Bene in vista. Ricerca in Accademia.

Ricercainaccademia
Le accademie italiane sono molto cresciute negli ultimi dieci anni, soprattutto quella di Catania, sia numericamente che come capacità progettuale e di ricerca. Mancava però una collana di studi che documentasse questa crescita, raccogliendo le ricerche più significative prodotte dalla nostre istituzioni. Abbiamo realizzato quindi una partnership con la Fausto Lupetti editore per il quale cominciano a uscire i primi volumi.

Accademia e Università
Un progetto che parte da Catania ma che coinvolgerà, lo speriamo, anche altre accademie.
L’accademia è sempre più vicina all’università, ormai da più di dieci anni, da quando è stato avviato il processo del riordino delle due istituzioni fino a sancire l’effettiva equiparazione dei titoli di studio erogati da entrambe. Ma, ovviamente, noi manteniamo la nostra specificità. E ne siamo fieri. Abbiamo pensato ad una collana anche per avere un fattore concreto di confronto.
A cominciare dai contenuti, che sono di grande attualità, dato che la nostra didattica si addentra nel vivo della produzione culturale contemporanea. La nostra ricerca e la nostra didattica sono rivolte a contenuti esclusi o marginali in ambito universitario: i nuovi media, le conseguenze culturali del consumismo, il fare arte contemporanea, la comunicazione sociale. La sfida, per noi, è proprio questa.
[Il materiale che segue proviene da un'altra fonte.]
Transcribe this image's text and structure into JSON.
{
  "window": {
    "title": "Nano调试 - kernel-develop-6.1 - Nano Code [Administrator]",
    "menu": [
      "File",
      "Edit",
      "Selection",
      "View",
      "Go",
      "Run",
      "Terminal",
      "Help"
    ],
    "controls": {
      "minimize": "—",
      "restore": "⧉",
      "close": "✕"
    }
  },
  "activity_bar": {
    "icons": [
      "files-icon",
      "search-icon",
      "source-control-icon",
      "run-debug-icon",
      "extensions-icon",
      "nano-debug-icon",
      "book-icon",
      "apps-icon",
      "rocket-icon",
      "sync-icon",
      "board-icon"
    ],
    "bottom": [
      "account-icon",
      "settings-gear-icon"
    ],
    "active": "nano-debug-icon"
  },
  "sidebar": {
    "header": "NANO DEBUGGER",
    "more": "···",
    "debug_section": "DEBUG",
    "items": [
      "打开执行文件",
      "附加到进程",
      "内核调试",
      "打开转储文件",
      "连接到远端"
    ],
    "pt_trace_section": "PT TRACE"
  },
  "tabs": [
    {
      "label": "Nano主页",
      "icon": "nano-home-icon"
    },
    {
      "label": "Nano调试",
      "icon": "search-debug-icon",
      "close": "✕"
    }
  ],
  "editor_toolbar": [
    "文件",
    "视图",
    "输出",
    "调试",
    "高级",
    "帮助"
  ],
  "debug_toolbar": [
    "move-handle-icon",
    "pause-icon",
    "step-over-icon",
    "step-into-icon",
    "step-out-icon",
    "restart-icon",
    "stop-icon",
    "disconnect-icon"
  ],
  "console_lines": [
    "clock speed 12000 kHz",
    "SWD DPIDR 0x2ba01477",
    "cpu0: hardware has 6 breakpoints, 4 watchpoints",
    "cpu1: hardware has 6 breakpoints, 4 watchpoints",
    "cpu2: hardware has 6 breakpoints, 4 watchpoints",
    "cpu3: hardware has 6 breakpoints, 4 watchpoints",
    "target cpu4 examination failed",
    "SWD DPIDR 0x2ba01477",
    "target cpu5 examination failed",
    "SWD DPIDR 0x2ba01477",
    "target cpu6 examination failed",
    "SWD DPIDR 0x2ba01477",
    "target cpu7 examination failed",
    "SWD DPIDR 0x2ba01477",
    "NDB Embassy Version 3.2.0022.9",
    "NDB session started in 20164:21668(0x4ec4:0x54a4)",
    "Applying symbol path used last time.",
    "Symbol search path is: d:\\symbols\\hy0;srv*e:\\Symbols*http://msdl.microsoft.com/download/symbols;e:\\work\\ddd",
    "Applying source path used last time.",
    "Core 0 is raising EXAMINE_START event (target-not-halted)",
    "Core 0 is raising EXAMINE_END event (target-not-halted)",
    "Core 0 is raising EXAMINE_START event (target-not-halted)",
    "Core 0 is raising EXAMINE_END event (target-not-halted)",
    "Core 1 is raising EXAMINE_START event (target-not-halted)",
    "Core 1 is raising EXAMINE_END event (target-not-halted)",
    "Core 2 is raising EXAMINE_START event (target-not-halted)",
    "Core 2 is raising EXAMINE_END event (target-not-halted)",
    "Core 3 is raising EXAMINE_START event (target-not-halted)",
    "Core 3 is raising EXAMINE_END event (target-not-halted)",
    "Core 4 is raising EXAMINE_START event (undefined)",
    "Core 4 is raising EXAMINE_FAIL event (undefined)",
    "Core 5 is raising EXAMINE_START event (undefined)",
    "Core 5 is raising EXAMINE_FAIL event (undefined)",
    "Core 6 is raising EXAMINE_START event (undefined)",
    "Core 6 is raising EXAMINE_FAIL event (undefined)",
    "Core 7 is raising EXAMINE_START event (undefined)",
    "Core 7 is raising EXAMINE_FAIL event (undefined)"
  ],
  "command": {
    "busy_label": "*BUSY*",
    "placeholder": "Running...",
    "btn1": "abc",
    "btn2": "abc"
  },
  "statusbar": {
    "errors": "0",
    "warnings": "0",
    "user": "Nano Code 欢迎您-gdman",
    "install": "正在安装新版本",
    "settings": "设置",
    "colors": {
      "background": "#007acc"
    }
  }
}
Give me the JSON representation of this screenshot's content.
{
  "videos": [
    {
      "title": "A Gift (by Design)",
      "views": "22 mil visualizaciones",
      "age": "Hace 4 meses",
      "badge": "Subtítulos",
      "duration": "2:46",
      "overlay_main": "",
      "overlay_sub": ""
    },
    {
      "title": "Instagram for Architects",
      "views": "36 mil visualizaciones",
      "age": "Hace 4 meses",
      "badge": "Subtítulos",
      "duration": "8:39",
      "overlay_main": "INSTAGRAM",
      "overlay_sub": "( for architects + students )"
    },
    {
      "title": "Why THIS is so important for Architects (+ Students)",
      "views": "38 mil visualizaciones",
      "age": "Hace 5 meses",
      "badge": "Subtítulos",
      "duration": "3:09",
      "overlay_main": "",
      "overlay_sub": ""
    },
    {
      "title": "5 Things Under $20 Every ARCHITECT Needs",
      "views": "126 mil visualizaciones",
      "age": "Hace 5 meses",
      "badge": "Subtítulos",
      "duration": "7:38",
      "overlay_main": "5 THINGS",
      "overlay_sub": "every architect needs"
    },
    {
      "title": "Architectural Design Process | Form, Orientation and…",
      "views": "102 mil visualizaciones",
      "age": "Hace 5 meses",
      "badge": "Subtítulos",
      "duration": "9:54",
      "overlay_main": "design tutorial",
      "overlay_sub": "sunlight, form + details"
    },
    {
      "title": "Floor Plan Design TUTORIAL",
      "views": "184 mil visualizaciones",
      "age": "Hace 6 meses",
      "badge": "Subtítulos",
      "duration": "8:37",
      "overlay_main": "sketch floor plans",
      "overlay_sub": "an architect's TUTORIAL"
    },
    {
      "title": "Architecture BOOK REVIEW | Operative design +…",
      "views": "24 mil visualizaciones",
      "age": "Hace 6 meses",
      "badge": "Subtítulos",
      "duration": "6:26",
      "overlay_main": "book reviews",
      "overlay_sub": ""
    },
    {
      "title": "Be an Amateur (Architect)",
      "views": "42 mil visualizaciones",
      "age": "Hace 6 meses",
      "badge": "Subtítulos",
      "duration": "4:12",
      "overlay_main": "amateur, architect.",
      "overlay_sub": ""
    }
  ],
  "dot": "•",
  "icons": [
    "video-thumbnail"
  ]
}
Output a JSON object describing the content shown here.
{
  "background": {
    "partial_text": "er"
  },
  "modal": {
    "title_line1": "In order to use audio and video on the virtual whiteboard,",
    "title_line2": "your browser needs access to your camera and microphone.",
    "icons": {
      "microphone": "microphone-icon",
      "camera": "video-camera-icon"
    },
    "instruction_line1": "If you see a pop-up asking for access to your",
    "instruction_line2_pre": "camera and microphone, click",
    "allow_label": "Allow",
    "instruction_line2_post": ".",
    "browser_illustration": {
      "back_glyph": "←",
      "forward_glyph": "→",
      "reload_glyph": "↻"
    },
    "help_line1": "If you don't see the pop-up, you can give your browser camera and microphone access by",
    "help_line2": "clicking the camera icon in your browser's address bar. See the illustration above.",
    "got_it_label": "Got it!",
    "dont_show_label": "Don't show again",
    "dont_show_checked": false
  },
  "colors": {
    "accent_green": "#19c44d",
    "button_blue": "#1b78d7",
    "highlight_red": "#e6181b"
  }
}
Come si struttura la collana
L’editore, di concerto con il comitato editoriale della collana, ha programmato per il biennio 2014-15 l’uscita dei primi cinque volumi: New Ritual Society. Consumismo e  cultura nella società contemporanea, di Gianpiero Vincenzo (già pubblicato); Harald Szeemann, L’arte di creare mostre, di Ambra Stazzone (in pubblicazione); Network di Babele. Videogiochi, scatole blu e altre storie tecnologiche, di Giuseppe Frazzetto; La cultura del progetto grafico. La grafica di pubblica utilità in Italia, di Gianni Latino; La memoria dello sguardo, diario di viaggio nella fotografia del XXI secolo, di Carmelo Nicosia.

Veste grafica
Confrontarsi con le altre istituzioni non vuol dire omologarsi, ma sviluppare le proprie peculiarità. Questo si evince anche dalla veste grafica, che si differenzia molto dalla media delle pubblicazioni universitarie. Abbiamo utilizzato il metodo che negli ultimi anni ha fatto sì che la nostra istituzione abbia avuto la possibilità di viaggiare con una marcia in più: il lavoro di gruppo e il coinvolgimento nelle nostre progettualità dei migliori studenti, il che ci porta a valorizzazione le nostre eccellenze mettendole in rapporto con il mondo del lavoro e, al contempo, a ottenere prodotti “giovani” e di grande impatto comunicativo.